Music for Psychological Warfare

“It’s a Small World”

Here’s a particularly “nice” version

Aaah, a question I’m sorta qualified for.

Toss a couple of flash-bangs while playing Carmen Burana’s O Fortuna followed immediately by Verdi’s Dies Irae.

I swear to God, this scares the hell out of me - and I’m a tough sonofabitch.

Tripler
And remember to double-tap 'em, too.

Um, how about containing all those death-rock tunes from the late ‘50’ and early '60’s on one CK?

You know what I’m talking about- “Teen Angel”, “Tell Laura I Love Her”, “Last Kill”, that sort of crap.

Oh yeah, and how come nobody’s mentioned “Having My Baby” by who was it, Paul Anka and some chick? Truly wretched song.

“Bodies” by the Sex Pistols.

I have long harbored a fantasy of descending on a karaoke bar with a bunch of my friends, selecting the worst tunes to come out in the last fifty years or so, and seeing how long it takes to clear the joint out.

One for the sadistic moments “We Gotta Get Out of This Place” by the Animals. :smiley:

“I love you…
You love me…
We’re a happy family…”

sung by Carrot Top.

Can you imagine:

“Do, a Deer, a female deer.
Re, a drop of golden sun.
Mi, a name, I call myself…”

etc

played over, and over, and over again.

Who wouldn’t surrender to preserve their sanity?

Actually, sometimes it’s screaming babies and shrieking women. Most (well, all) guys can’t take it for more than a few hours, on top of all the other stuff they’re doing to you.

This is info from SERE school SEAL training.

If we’re going for hardcore “we’re opening a can of whoop-ass on ya!” mode, then I’d have to second Flight of the Valkyries and Bodies, and probably the 1812 Overture as well. There’s not much that tells you all hell’s about to break loose quite like “Kill da wabbit! Kill da wabbit!” … erm… I mean, “LET THE BODIES HIT THE FLOOR!”. I’d add Don’t Tread on Me and Battery by Metallica to the list, and Edgecrusher by Fear Factory.
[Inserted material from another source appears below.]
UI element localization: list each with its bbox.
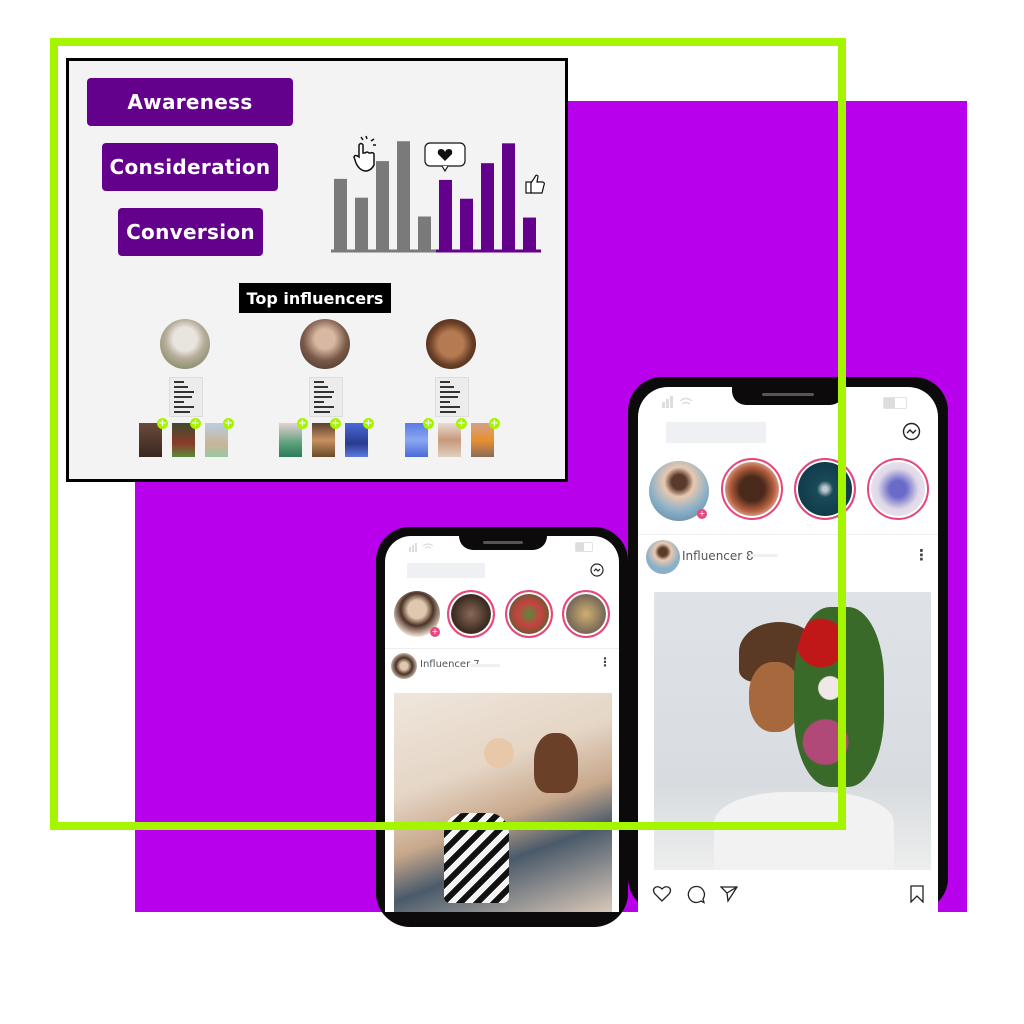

For “we’re gonna play this until your brain falls out your ears and forms a little puddle on the ground” sadism… have you guys ever heard of Frente? These people had the nerve to attempt a cover of New Order’s Bizarre Love Triangle with cutesy female vocals, but that wasn’t their worst offence. If you ever of a song of theirs called Accidentally Kelly Street, for the love of Og don’t subject yourself to it.
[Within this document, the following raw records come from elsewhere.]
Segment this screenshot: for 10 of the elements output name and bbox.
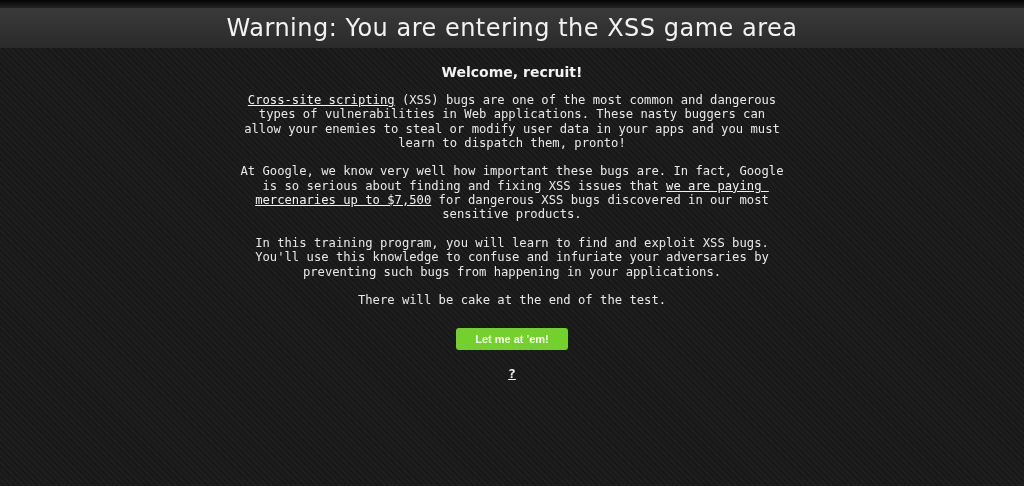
text-link[interactable]: we are paying [666,178,769,193]
page-title: Warning: You are entering the XSS game area [226,14,798,42]
text-link[interactable]: Cross-site scripting [247,93,395,107]
help-link[interactable]: ? [508,365,516,381]
welcome-heading: Welcome, recruit! [441,64,583,80]
intro-paragraph: In this training program, you will learn to find and exploit XSS bugs. You'll use this knowledge to confuse and infuriate your adversaries by preventing such bugs from happening in your applications. [254,235,770,279]
intro-paragraph: Cross-site scripting (XSS) bugs are one of the most common and dangerous types of vulnerabilities in Web applications. These nasty buggers can allow your enemies to steal or modify user data in your apps and you must learn to dispatch them, pronto! [243,93,781,151]
text-link[interactable]: mercenaries up to $7,500 [255,193,432,208]
intro-paragraph: At Google, we know very well how important these bugs are. In fact, Google is so serious about finding and fixing XSS issues that we are paying mercenaries up to $7,500 for dangerous XSS bugs discovered in our most sensitive products. [239,164,785,222]
intro-paragraph: There will be cake at the end of the test. [356,293,668,308]
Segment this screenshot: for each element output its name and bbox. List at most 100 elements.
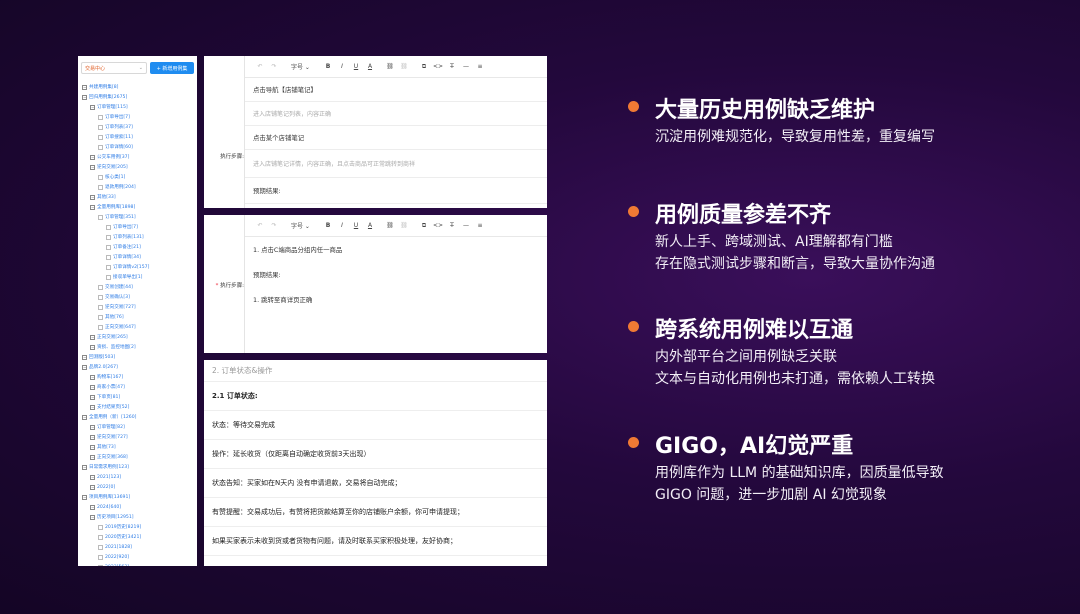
align-icon[interactable]: ≡	[473, 222, 487, 229]
font-color-icon[interactable]: A	[363, 63, 377, 70]
tree-node[interactable]: 订单详情[60]	[78, 142, 197, 152]
expand-toggle-icon[interactable]: −	[82, 364, 87, 370]
italic-icon[interactable]: I	[335, 222, 349, 229]
code-icon[interactable]: <>	[431, 63, 445, 70]
step-placeholder-text[interactable]: 进入店铺笔记详情，内容正确，且点击商品可正常跳转到商祥	[245, 150, 547, 178]
unlink-icon[interactable]: ⛓	[397, 222, 411, 229]
tree-node[interactable]: −2022[0]	[78, 482, 197, 492]
center-select[interactable]: 交易中心 ⌄	[81, 62, 147, 74]
undo-icon[interactable]: ↶	[253, 63, 267, 70]
tree-node[interactable]: 2022[920]	[78, 552, 197, 562]
tree-node[interactable]: − 购物车[167]	[78, 372, 197, 382]
tree-node[interactable]: − 下单页[81]	[78, 392, 197, 402]
tree-node[interactable]: 其他[76]	[78, 312, 197, 322]
redo-icon[interactable]: ↷	[267, 63, 281, 70]
tree-node[interactable]: − 逆向交易[205]	[78, 162, 197, 172]
expand-toggle-icon[interactable]: −	[90, 504, 95, 510]
expand-toggle-icon[interactable]: −	[90, 454, 95, 460]
font-size-dropdown[interactable]: 字号 ⌄	[287, 62, 321, 71]
step-text[interactable]: 预期结果:	[245, 178, 547, 204]
step-text[interactable]: 1. 点击C端商品分组内任一商品	[245, 237, 547, 262]
expand-toggle-icon[interactable]: −	[90, 194, 95, 200]
tree-node[interactable]: − 回测版[503]	[78, 352, 197, 362]
expand-toggle-icon[interactable]: −	[82, 494, 87, 500]
tree-node[interactable]: − 其他[73]	[78, 442, 197, 452]
tree-node[interactable]: − 全量用例库[1898]	[78, 202, 197, 212]
expand-toggle-icon[interactable]: −	[82, 94, 87, 100]
tree-node[interactable]: 订单导出[7]	[78, 222, 197, 232]
tree-node[interactable]: 订单列表[131]	[78, 232, 197, 242]
bold-icon[interactable]: B	[321, 63, 335, 70]
expand-toggle-icon[interactable]: −	[90, 154, 95, 160]
tree-node[interactable]: − 日常需求用例[123]	[78, 462, 197, 472]
tree-node[interactable]: 订单详情v2[157]	[78, 262, 197, 272]
expand-toggle-icon[interactable]: −	[90, 344, 95, 350]
expand-toggle-icon[interactable]: −	[90, 104, 95, 110]
tree-node[interactable]: −2021[123]	[78, 472, 197, 482]
tree-node[interactable]: 2023[563]	[78, 562, 197, 566]
expand-toggle-icon[interactable]: −	[82, 414, 87, 420]
tree-node[interactable]: − 订单管理[82]	[78, 422, 197, 432]
italic-icon[interactable]: I	[335, 63, 349, 70]
expand-toggle-icon[interactable]: −	[90, 484, 95, 490]
underline-icon[interactable]: U	[349, 63, 363, 70]
tree-node[interactable]: − 支付结果页[52]	[78, 402, 197, 412]
expand-toggle-icon[interactable]: −	[90, 374, 95, 380]
link-icon[interactable]: ⛓	[383, 63, 397, 70]
code-icon[interactable]: <>	[431, 222, 445, 229]
copy-format-icon[interactable]: ⧉	[417, 63, 431, 71]
tree-node[interactable]: 逆向交易[727]	[78, 302, 197, 312]
tree-node[interactable]: − 品牌2.0[267]	[78, 362, 197, 372]
underline-icon[interactable]: U	[349, 222, 363, 229]
tree-node[interactable]: 订单备注[21]	[78, 242, 197, 252]
expand-toggle-icon[interactable]: −	[90, 334, 95, 340]
editor-content[interactable]: 点击导航【店铺笔记】 进入店铺笔记列表，内容正确 点击某个店铺笔记 进入店铺笔记详情，…	[245, 78, 547, 204]
tree-node[interactable]: 核心类[1]	[78, 172, 197, 182]
unlink-icon[interactable]: ⛓	[397, 63, 411, 70]
tree-node[interactable]: − 全量用例（新）[1260]	[78, 412, 197, 422]
font-color-icon[interactable]: A	[363, 222, 377, 229]
editor-content[interactable]: 1. 点击C端商品分组内任一商品 预期结果: 1. 跳转至商详页正确	[245, 237, 547, 312]
expand-toggle-icon[interactable]: −	[82, 84, 87, 90]
expand-toggle-icon[interactable]: −	[90, 404, 95, 410]
tree-node[interactable]: − 逆向交易[727]	[78, 432, 197, 442]
expand-toggle-icon[interactable]: −	[82, 354, 87, 360]
step-text[interactable]: 预期结果:	[245, 262, 547, 287]
expand-toggle-icon[interactable]: −	[90, 434, 95, 440]
tree-node[interactable]: − 历史项目[12951]	[78, 512, 197, 522]
expand-toggle-icon[interactable]: −	[90, 514, 95, 520]
tree-node[interactable]: 订单导出[7]	[78, 112, 197, 122]
align-icon[interactable]: ≡	[473, 63, 487, 70]
tree-node[interactable]: − 公交车用例[37]	[78, 152, 197, 162]
tree-node[interactable]: − 其他[33]	[78, 192, 197, 202]
tree-node[interactable]: − 回归用例集[2675]	[78, 92, 197, 102]
undo-icon[interactable]: ↶	[253, 222, 267, 229]
step-text[interactable]: 1. 跳转至商详页正确	[245, 287, 547, 312]
tree-node[interactable]: 订单详情[34]	[78, 252, 197, 262]
tree-node[interactable]: − 正向交易[265]	[78, 332, 197, 342]
expand-toggle-icon[interactable]: −	[90, 424, 95, 430]
expand-toggle-icon[interactable]: −	[90, 394, 95, 400]
tree-node[interactable]: 正向交易[647]	[78, 322, 197, 332]
tree-node[interactable]: 2021[1828]	[78, 542, 197, 552]
expand-toggle-icon[interactable]: −	[90, 444, 95, 450]
clear-format-icon[interactable]: T̶	[445, 63, 459, 70]
editor-body[interactable]: ↶ ↷ 字号 ⌄ B I U A ⛓ ⛓ ⧉ <> T̶ — ≡ 点击导航【店铺…	[244, 56, 547, 208]
tree-node[interactable]: 订单管理[351]	[78, 212, 197, 222]
tree-node[interactable]: − 共建用例集[8]	[78, 82, 197, 92]
horizontal-rule-icon[interactable]: —	[459, 222, 473, 229]
expand-toggle-icon[interactable]: −	[90, 474, 95, 480]
editor-body[interactable]: ↶ ↷ 字号 ⌄ B I U A ⛓ ⛓ ⧉ <> T̶ — ≡ 1. 点击C端…	[244, 215, 547, 353]
tree-node[interactable]: 退款用例[204]	[78, 182, 197, 192]
tree-node[interactable]: 2019历史[8219]	[78, 522, 197, 532]
clear-format-icon[interactable]: T̶	[445, 222, 459, 229]
tree-node[interactable]: 2020历史[3421]	[78, 532, 197, 542]
tree-node[interactable]: − 项目用例库[13691]	[78, 492, 197, 502]
expand-toggle-icon[interactable]: −	[90, 164, 95, 170]
expand-toggle-icon[interactable]: −	[90, 384, 95, 390]
expand-toggle-icon[interactable]: −	[82, 464, 87, 470]
add-case-set-button[interactable]: + 新增用例集	[150, 62, 194, 74]
tree-node[interactable]: 订单搜索[11]	[78, 132, 197, 142]
tree-node[interactable]: − 商家小票[47]	[78, 382, 197, 392]
bold-icon[interactable]: B	[321, 222, 335, 229]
Save it for someone who deserves true pain.

And as much as I love the Animaniacs, any of their songs would start to make me homicidal after the twentieth repetition or so.
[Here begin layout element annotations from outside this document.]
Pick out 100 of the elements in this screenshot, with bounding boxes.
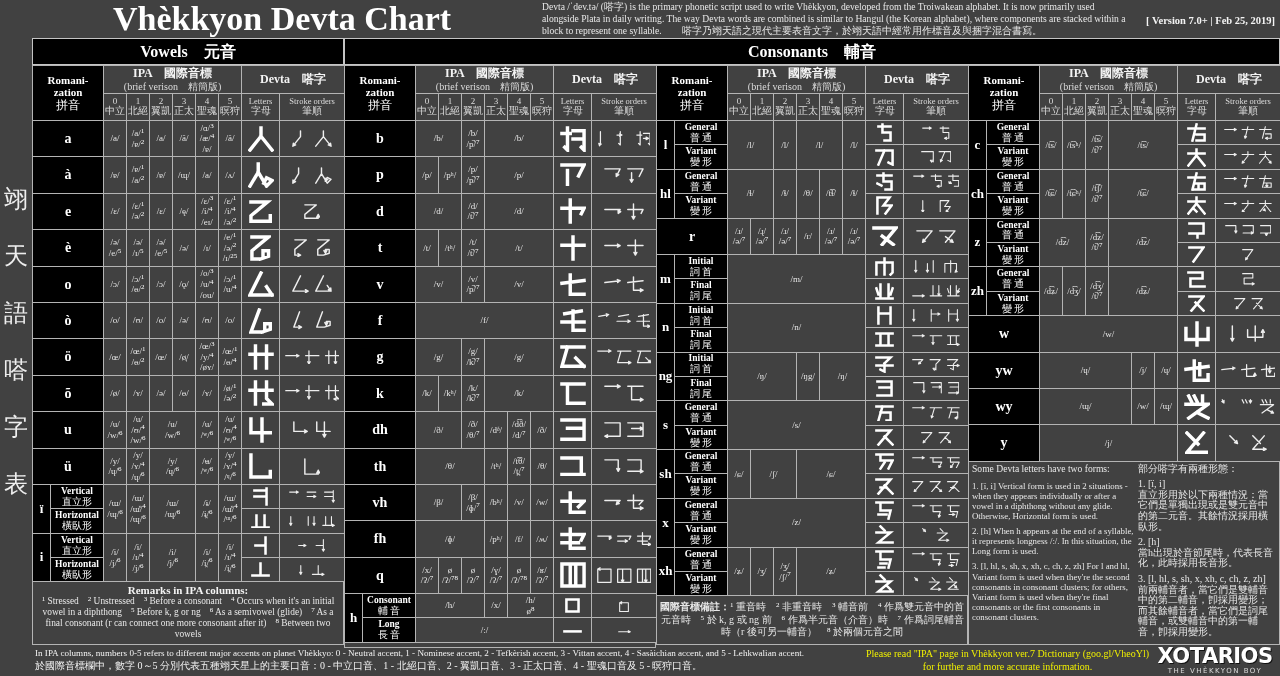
ipa-value: /ʔ/$^{7}$ [488,575,504,586]
column-header: IPA 國際音標 [755,67,838,81]
stroke-order-drawing [912,455,960,469]
notice-text: Please read "IPA" page in Vhèkkyon ver.7 Dictionary (goo.gl/VheoYl) for further and more accurate information. [865,647,1150,674]
column-header: Romani- zation 拼音 [344,65,416,121]
stroke-order-drawing [1241,272,1255,286]
romanization-cell: hl [656,169,675,219]
ipa-value: /ð/ [536,424,548,436]
ipa-value: /ɯ̽/$^{4}$ [129,503,147,515]
ipa-value: /k/ [467,382,479,394]
romanization-cell: o [32,266,104,303]
ipa-value: /ɛ/$^{1}$ [222,195,238,207]
ipa-value: /ɛ/$^{3}$ [199,195,215,207]
stroke-order-drawing [619,600,630,612]
ipa-value: /a/$^{1}$ [130,128,146,139]
ipa-value: ø$^{8}$ [525,605,536,617]
romanization-cell: g [344,338,416,376]
ipa-value: /u/ [109,419,121,430]
stroke-order-drawing [912,309,960,322]
accent-header: 2 翼凱 [150,97,172,117]
notes-label: 3. [l, hl, s, sh, x, xh, c, ch, z, zh] [1138,574,1266,585]
ipa-value: /ʔ/$^{78}$ [441,575,459,586]
column-header: Letters 字母 [1183,97,1210,117]
ipa-value: /θ/ [536,460,548,472]
column-header: Letters 字母 [247,97,274,117]
devta-letter-icon [248,307,273,334]
accent-header: 4 聖魂 [820,97,842,117]
romanization-cell: ö [32,338,104,376]
stroke-order-drawing [1221,399,1275,414]
romanization-cell: ü [32,448,104,485]
ipa-value: /ə/$^{2}$ [222,216,238,228]
devta-letter-icon [559,272,586,296]
devta-letter-icon [559,527,586,551]
ipa-value: /ʌ/ [224,169,236,181]
ipa-value: /ɹ/ [849,225,860,237]
romanization-cell: b [344,120,416,157]
column-header: Stroke orders 筆順 [600,97,648,117]
romanization-cell: v [344,266,416,303]
ipa-value: /ɰ/ [177,169,191,181]
ipa-value: /ɛ/$^{1}$ [130,200,146,212]
devta-letter-icon [1188,221,1206,239]
ipa-value: /d͡ʑ/ [1135,285,1151,297]
stroke-order-drawing [604,203,644,220]
ipa-value: /t͡ɕʰ/ [1065,188,1083,199]
stroke-order-drawing [292,130,332,148]
ipa-value: /øʏ/ [199,362,215,373]
accent-header: 3 正太 [1109,97,1131,117]
accent-header: 5 暝狩 [1155,97,1177,117]
devta-letter-icon [877,123,893,143]
ipa-value: /ə/ [155,388,167,399]
ipa-value: /t/ [422,242,432,254]
devta-letter-icon [1188,246,1206,264]
romanization-cell: z [968,218,987,267]
notes-text: 當h出現於音節尾時，代表長音化，此時採用長音形。 [1138,547,1274,570]
ipa-value: /y/ [109,455,121,467]
description-text: Devta /ˈdev.tə/ (嗒字) is the primary phonetic script used to write Vhèkkyon, developed from the Troiwakean alphabet. It is now primarily used alongside Plata in daily writing. The way Devta words are combined is similar to Hangul (the Korean alphabet), where components are stacked within a block to represent one syllable. 嗒字乃翊天語之現代主要表音文字，於翊天語中經常用作標音及與捆字混合書寫。 [542,1,1127,38]
ipa-value: /p/ [467,164,479,176]
romanization-cell: x [656,498,675,548]
ipa-value: /ʃ/$^{7}$ [778,571,792,583]
ipa-value: /dᶞ/ [488,424,504,436]
stroke-order-drawing [920,151,952,164]
ipa-value: /t̚/$^{7}$ [1090,242,1104,254]
ipa-value: /j/ [1138,364,1148,376]
devta-letter-icon [875,453,895,471]
devta-letter-icon [875,525,895,545]
devta-letter-icon [1183,358,1210,382]
devta-letter-icon [250,234,271,261]
ipa-value: /pʰ/ [442,169,458,181]
ipa-value: /ʷ/$^{6}$ [199,466,215,477]
section-heading: Consonants 輔音 [344,38,1280,65]
devta-letter-icon [559,125,586,152]
ipa-value: /bʰ/ [488,497,504,508]
ipa-value: /j/$^{6}$ [108,557,122,569]
ipa-value: /w/$^{6}$ [106,429,124,441]
ipa-value: /a/ [155,133,167,144]
ipa-value: /a/ [201,169,213,181]
ipa-value: /ə/$^{7}$ [823,236,839,247]
devta-letter-icon [253,487,269,507]
ipa-value: /k/ [421,388,433,399]
ipa-value: /d/ [467,200,479,212]
ipa-value: /ʏ/ [132,388,144,399]
romanization-cell: f [344,302,416,339]
stroke-order-drawing [303,457,321,475]
accent-header: 2 翼凱 [462,97,484,117]
ipa-value: /ɔ/ [155,278,167,290]
ipa-value: /ɐ/ [109,169,121,181]
devta-letter-icon [559,418,586,442]
ipa-value: /d͡z/ [1054,237,1071,248]
ipa-value: /h/ [524,595,537,606]
ipa-value: /p̚/$^{7}$ [465,138,481,150]
devta-letter-icon [247,380,274,407]
ipa-value: /ʏ/ [201,388,213,399]
ipa-value: /ɹ/ [780,225,790,237]
ipa-value: /t͡s/ [1136,139,1150,151]
stroke-order-drawing [921,199,952,213]
ipa-value: /y/$^{4}$ [199,351,215,363]
stroke-order-drawing [912,358,960,371]
ipa-value: /d͡z/ [1089,231,1105,243]
accent-header: 5 暝狩 [843,97,865,117]
ipa-value: /ʑ/ [733,566,745,577]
Sleater-Kinney, mixed up with Yoko Ono, over and over and over, oh no! :eek: Should prove effective with your standard-issue Al Qaeda types, who can’t abide the presence (or shrieking, angry voices) of strange women, anyway.

Although The Buzzcocks’s “Orgasm Addict” would be disturbing, too. Maybe alternated with Billy Squier’s “Stroke Me”. Ugh.

Just keep the Red Cross observers out of earshot.

michael bolton…covered by the barking dog of ‘jingle bells fame’
or maybe michael jackson’s great hits covered by the the cat from the ‘meow mix’ commercial

michael bolton…covered by the barking dog of ‘jingle bells fame’
or maybe michael jackson’s great hits covered by the the cat from the ‘meow mix’ commercial

Tuckerfan it’s nowhere near as bad as Burdon and the Animals doing “Monterey” (sic). A local station used to play that one periodically for some reason, I can remember getting carsick when it would come on.

Screaming babies and shrieking women? tetsusaru, his nerves hardened to steel cables by 5 years of marriage and 5 months of fatherhood, yawns, farts, scratches his crotch, and gets himself another beer as the SWAT team outside are reduced to whimpering jellies, hoist by their own petard. Urp!

Find NPR, and play “Hearts from Space.” It’s two hours of bizzare Electronica/New Age stuff. Scares the crap out of me on long drives.